Je suis devenu un réel manager. Le métier de footballeur t'amène à être autocentré. Quand tu deviens entraîneur, il faut te centrer sur les autres, prendre soin de 26 joueurs et de ton staff. J'ai appris dans ma gestion humaine. Ma plus grande fierté, elle est là, dans ces messages de remerciement de mes joueurs. Quand tu as des joueurs qui affichent cette reconnaissance. T'as tout gagné. Hier (mercredi), quand je leur ai annoncé, j'ai vacillé. Humainement, ça a été incroyable. Il y a ça et la fierté de se dire qu'aujourd'hui, on a un club historique, qui n'a rien à faire en National, en Ligue 2.
Dans ce contexte, qu'est-ce qui vous a conduit à ne pas vous lancer dans un nouveau cycle au Red Star ?
En fait, quand tu as l'impression d'avoir tout fait, mis toute ton énergie pour amener un club à remplir l'objectif fixé et que derrière tu te poses la question : "Est-ce que j'aurai toujours les ressources nécessaires pour partir sur un nouveau cycle avec l'ambition que j'ai ?"
Et votre réponse est donc non ?
La réponse est non parce que je le dis : j'ai une ambition qui est très élevée et à partir d'un moment, tu te poses la question de te dire combien de temps il me faudra pour aller là où je veux être.

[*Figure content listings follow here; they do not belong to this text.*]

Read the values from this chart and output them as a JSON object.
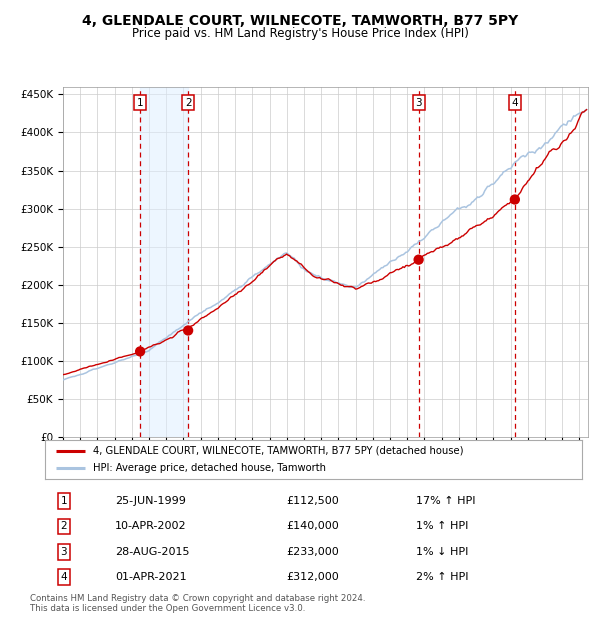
{
  "title": "4, GLENDALE COURT, WILNECOTE, TAMWORTH, B77 5PY",
  "subtitle": "Price paid vs. HM Land Registry's House Price Index (HPI)",
  "hpi_label": "HPI: Average price, detached house, Tamworth",
  "property_label": "4, GLENDALE COURT, WILNECOTE, TAMWORTH, B77 5PY (detached house)",
  "transactions": [
    {
      "num": 1,
      "date": "25-JUN-1999",
      "year": 1999.48,
      "price": 112500,
      "hpi_rel": "17% ↑ HPI"
    },
    {
      "num": 2,
      "date": "10-APR-2002",
      "year": 2002.27,
      "price": 140000,
      "hpi_rel": "1% ↑ HPI"
    },
    {
      "num": 3,
      "date": "28-AUG-2015",
      "year": 2015.66,
      "price": 233000,
      "hpi_rel": "1% ↓ HPI"
    },
    {
      "num": 4,
      "date": "01-APR-2021",
      "year": 2021.25,
      "price": 312000,
      "hpi_rel": "2% ↑ HPI"
    }
  ],
  "ylim": [
    0,
    460000
  ],
  "xlim_start": 1995.0,
  "xlim_end": 2025.5,
  "grid_color": "#cccccc",
  "bg_color": "#ffffff",
  "plot_bg_color": "#ffffff",
  "hpi_line_color": "#aac4e0",
  "property_line_color": "#cc0000",
  "shade_color": "#ddeeff",
  "dashed_line_color": "#cc0000",
  "dot_color": "#cc0000",
  "footer": "Contains HM Land Registry data © Crown copyright and database right 2024.\nThis data is licensed under the Open Government Licence v3.0.",
  "yticks": [
    0,
    50000,
    100000,
    150000,
    200000,
    250000,
    300000,
    350000,
    400000,
    450000
  ]
}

Mais qu'est-ce qui vous fait dire que vous êtes prêt pour la Ligue 1 ?
La chronologie de ce qu'on a vécu avec le Red Star, sa progression, les objectifs qui m'ont été fixés. Les gens disent : "Je n'ai pas d'expérience." Beaucoup des nouveaux entraîneurs n'en ont pas beaucoup non plus. Mais bizarrement, j'ai l'impression que cette question-là, on se la pose beaucoup avec moi. (Rires.) Et je sais pourquoi vous vous la posez.
Pourquoi ?
Parce que je suis consultant Canal+ et que les gens font toujours un rapport entre "OK, c'était un homme de télé, qui a pris une équipe de National et l'a fait monter. Mais il ferait mieux d'aller faire deux piges en L2 pour aller en L1." Aujourd'hui, je l'assume, je suis prêt à aller en L1 et je l'ai démontré dans mon travail.
« Quand tu as une identité, tu ne dois pas la lâcher »

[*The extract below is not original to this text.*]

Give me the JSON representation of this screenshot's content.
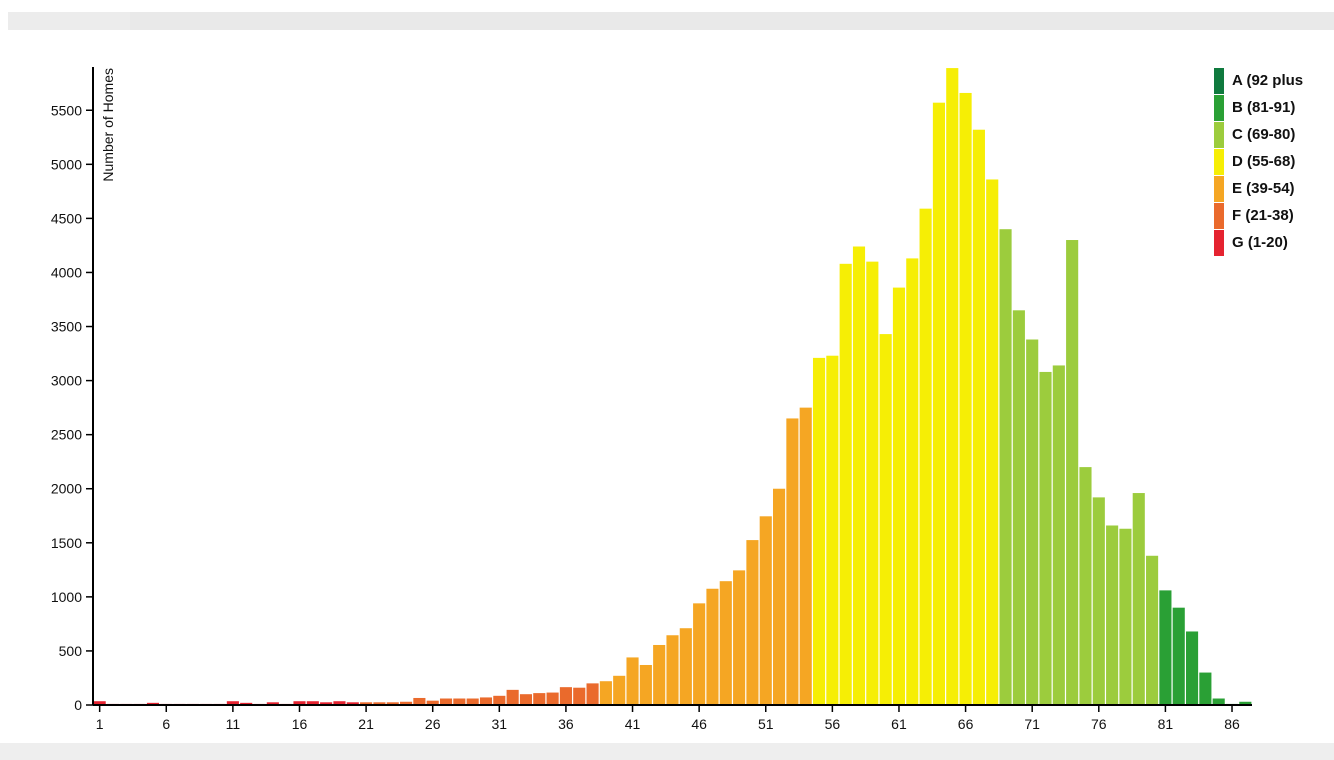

Il y a trois ans, vous aviez conclu l'interview par : "Mon objectif, c'est de faire du Habib Beye." C'est quoi, aujourd'hui, "faire du Habib Beye" dans le jeu ?
Je suis à contre-courant du joueur que j'étais puisque j'aime le football offensif. Je n'ai pas envie de me placer dans une case d'entraîneur de position, de transitions... Les meilleures équipes au monde aujourd'hui, elles maîtrisent tout. Aujourd'hui, tu dois être en capacité d'évaluer ton effectif, de savoir quel jeu tu vas avoir avec celui-ci. Et après, quand tu as une idée et une identité, tu ne dois pas la lâcher. J'ai joué en 3-2-5 une grande partie de la saison. J'ai dirigé 62 matches avec mon équipe, on a marqué plus de 150 buts. Ça vous donne une idée de notre projet.
Pensez-vous que l'image que vous renvoyez peut vous fermer des portes ? Par rapport à votre liberté de parole, à votre personnalité, votre ego ?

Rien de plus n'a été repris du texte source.